How to lose weight when you're over 50 years old – by increasing your metabolism

Resistance training with your bodyweight, free weights or bands twice a week can help you lose weight and fight aging

Older man lifting weights to help lose weight and increase metabolism
(Image credit: Getty Images)

Struggling with losing weight over 50? You're not alone. Losing the beer gut and revealing your abs an increasingly difficult job. Most people try cardiovascular training, such as a HIIT workout, a Couch to 5K plan for running or even walking to lose weight – and while all of the above are great, they may not be address the real weight gain problem that occurs when we get older.

The biggest problem is metabolic slowdown. Our metabolism, the group of chemical reactions that keeps our bodies ticking over, burns calories even while at rest due to the simple effort of keeping our bodies going. In younger people, metabolism burns bright and fast, torching calories quickly. But as we age, our metabolism often slows down. 

One of the causes of this is a process called muscular atrophy, in which the body's stores of muscle waste away as we age, which is why elderly people are physically very weak. Our body expends energy supplying muscle with oxygen via red blood cells, so as our muscle wastes away, so too does our metabolism, as it's spending less energy. It's not the only factor in metabolic decline, but it's certainly a contributing one.

The solution? Training to build muscle as well as burn calories will defy aging and help you keep the weight off. The UK's National Health Service reports "muscle cells require more energy to maintain than fat cells, so people with more muscle than fat tend to have a faster metabolism". 

A study from Quincy College in Boston backs this up, looked at people between the ages of 21 and 80, all beginning exercisers, and had them lift weights between twice and three times a week for 10 weeks.

Building muscle and losing weight over 50

(Image credit: Getty Images)

At the end of the programme, the students had lost an average of 3.9lbs of fat and put on 3.1lbs of muscle. This improved their body's ratio of fat-to-muscle, making them fitter and stronger instead of just thinner. It proves resistance training is a great way for over 50s to lose weight by revving up your metabolism, and by adding cardio into the mix as well, you'll continue to burn additional calories.  
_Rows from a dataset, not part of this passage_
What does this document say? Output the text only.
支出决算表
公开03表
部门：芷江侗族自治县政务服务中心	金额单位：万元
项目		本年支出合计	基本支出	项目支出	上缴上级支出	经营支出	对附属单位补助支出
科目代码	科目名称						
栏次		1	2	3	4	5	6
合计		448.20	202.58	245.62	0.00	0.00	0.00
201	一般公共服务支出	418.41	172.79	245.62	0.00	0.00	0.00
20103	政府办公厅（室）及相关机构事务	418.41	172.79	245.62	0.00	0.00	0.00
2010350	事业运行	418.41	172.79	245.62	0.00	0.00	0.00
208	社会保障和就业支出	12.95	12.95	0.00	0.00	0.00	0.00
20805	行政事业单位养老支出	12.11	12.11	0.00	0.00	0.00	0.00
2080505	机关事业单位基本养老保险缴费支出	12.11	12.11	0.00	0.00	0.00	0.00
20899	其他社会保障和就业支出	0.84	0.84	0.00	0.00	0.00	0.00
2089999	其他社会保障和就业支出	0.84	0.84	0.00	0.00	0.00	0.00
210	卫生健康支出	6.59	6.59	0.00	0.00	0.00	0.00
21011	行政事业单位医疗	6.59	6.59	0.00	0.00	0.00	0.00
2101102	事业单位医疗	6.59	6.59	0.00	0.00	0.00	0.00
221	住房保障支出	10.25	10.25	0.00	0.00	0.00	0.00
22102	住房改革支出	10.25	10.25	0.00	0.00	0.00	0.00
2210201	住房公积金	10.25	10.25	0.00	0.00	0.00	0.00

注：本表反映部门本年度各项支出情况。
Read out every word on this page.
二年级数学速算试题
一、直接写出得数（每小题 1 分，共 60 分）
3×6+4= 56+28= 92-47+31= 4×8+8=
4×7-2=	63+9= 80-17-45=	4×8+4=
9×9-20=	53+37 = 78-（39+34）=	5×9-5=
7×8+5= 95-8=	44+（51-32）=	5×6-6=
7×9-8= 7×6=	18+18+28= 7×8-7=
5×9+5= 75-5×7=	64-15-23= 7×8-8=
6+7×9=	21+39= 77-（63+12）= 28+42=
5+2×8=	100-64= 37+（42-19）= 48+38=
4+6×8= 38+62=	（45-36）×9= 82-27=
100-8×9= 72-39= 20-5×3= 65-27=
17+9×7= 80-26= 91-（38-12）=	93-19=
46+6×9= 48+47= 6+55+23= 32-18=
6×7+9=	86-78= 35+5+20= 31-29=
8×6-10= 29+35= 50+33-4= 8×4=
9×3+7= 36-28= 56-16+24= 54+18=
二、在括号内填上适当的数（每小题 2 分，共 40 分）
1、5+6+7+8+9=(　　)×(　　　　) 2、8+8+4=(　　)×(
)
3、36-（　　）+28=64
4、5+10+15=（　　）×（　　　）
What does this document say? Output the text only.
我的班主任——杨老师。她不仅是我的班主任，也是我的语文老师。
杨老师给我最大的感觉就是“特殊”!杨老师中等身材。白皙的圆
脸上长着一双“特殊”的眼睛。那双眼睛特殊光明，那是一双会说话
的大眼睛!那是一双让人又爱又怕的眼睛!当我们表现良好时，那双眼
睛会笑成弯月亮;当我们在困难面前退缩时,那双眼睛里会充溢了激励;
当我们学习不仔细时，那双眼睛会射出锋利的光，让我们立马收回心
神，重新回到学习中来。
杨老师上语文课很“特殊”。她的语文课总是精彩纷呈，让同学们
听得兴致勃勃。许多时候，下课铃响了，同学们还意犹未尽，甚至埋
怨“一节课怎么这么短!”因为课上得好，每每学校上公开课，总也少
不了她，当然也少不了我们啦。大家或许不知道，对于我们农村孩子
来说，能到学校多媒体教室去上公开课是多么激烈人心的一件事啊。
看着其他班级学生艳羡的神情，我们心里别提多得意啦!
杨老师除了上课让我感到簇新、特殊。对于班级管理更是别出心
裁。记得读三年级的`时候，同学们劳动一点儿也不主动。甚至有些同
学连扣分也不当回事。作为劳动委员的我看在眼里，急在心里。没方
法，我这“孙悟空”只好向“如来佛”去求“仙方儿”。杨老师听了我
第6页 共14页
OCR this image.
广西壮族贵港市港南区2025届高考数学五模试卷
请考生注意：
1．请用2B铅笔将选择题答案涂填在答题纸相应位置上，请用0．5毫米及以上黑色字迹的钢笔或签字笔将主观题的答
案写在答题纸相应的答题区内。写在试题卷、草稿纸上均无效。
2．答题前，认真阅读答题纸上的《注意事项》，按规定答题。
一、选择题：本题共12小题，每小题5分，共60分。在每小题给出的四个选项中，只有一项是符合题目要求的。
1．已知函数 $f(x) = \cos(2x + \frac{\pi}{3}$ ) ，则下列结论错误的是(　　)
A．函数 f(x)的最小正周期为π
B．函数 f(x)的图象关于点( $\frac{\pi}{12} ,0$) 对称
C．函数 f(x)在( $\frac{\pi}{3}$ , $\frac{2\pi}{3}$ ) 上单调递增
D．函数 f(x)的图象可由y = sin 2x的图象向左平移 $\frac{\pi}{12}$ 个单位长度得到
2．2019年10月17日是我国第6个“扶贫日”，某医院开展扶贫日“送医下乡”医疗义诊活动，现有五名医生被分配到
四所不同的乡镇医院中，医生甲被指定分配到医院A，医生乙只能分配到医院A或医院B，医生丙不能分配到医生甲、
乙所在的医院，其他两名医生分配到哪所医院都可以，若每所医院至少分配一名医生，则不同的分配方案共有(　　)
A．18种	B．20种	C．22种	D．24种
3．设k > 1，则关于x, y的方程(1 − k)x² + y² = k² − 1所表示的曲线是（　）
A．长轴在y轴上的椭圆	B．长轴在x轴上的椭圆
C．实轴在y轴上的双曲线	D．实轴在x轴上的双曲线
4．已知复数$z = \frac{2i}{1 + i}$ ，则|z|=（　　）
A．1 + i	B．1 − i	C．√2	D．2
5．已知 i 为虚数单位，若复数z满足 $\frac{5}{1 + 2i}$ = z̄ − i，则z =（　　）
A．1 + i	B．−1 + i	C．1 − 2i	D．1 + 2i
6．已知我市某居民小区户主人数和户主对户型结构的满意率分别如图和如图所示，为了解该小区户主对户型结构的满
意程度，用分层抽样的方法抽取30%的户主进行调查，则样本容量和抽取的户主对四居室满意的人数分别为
You don't have to start living big heavy weights in the gym to see results – this can be accomplished at home with a set of the best adjustable dumbbells or best resistance bands. Resistance bands especially are exceptional for older exercisers, as they are very light, can travel anywhere and are very safe to use, with none of the jerky movements that can come with lifting weights.

Pull-ups and dips, push ups, squats and other bodyweight exercises can help you build muscle even without any equipment, making these simple muscle-building moves a great way to get started. These moves often require a degree of core strength, and moves like squats and push ups can help you build strength to take on weighted versions like the barbell squat and bench press

You can also keep your metabolism active by eating more protein. As opposed to carbohydrates, which are easy for the body to break down and store as fat, protein sources have a high "thermic effect", which means it's much more difficult for your body to break down into usable stuff.

You're using more calories just during the digestion phase to break down your steak, chicken or oats: plus, you need lots of protein to build up all that muscle. In addition, one study published by researchers from Yale University School of Medicine, among others, found high-protein diets "have considerable beneficial effects on satiety and weight control". 

In short, a high-protein diet makes you feel fuller for longer when compared to a high-carbohydrate diet, helping you to control hunger pangs while fuelling your muscles and increasing your metabolism. The key is to reduce carbohydrates high in starch and sugar, such as chips, fries, soda, wine, beer, bread, white rice and so on. You can partially replace them with low-GI alternatives such as whole grains, fruit and vegetables, and up your protein intake too, using sources such as lean meat, fish, pulses and even our best protein powder for weight loss. Combined with regular resistance training and the occasional cardiovascular workout, you'll soon begin to see results.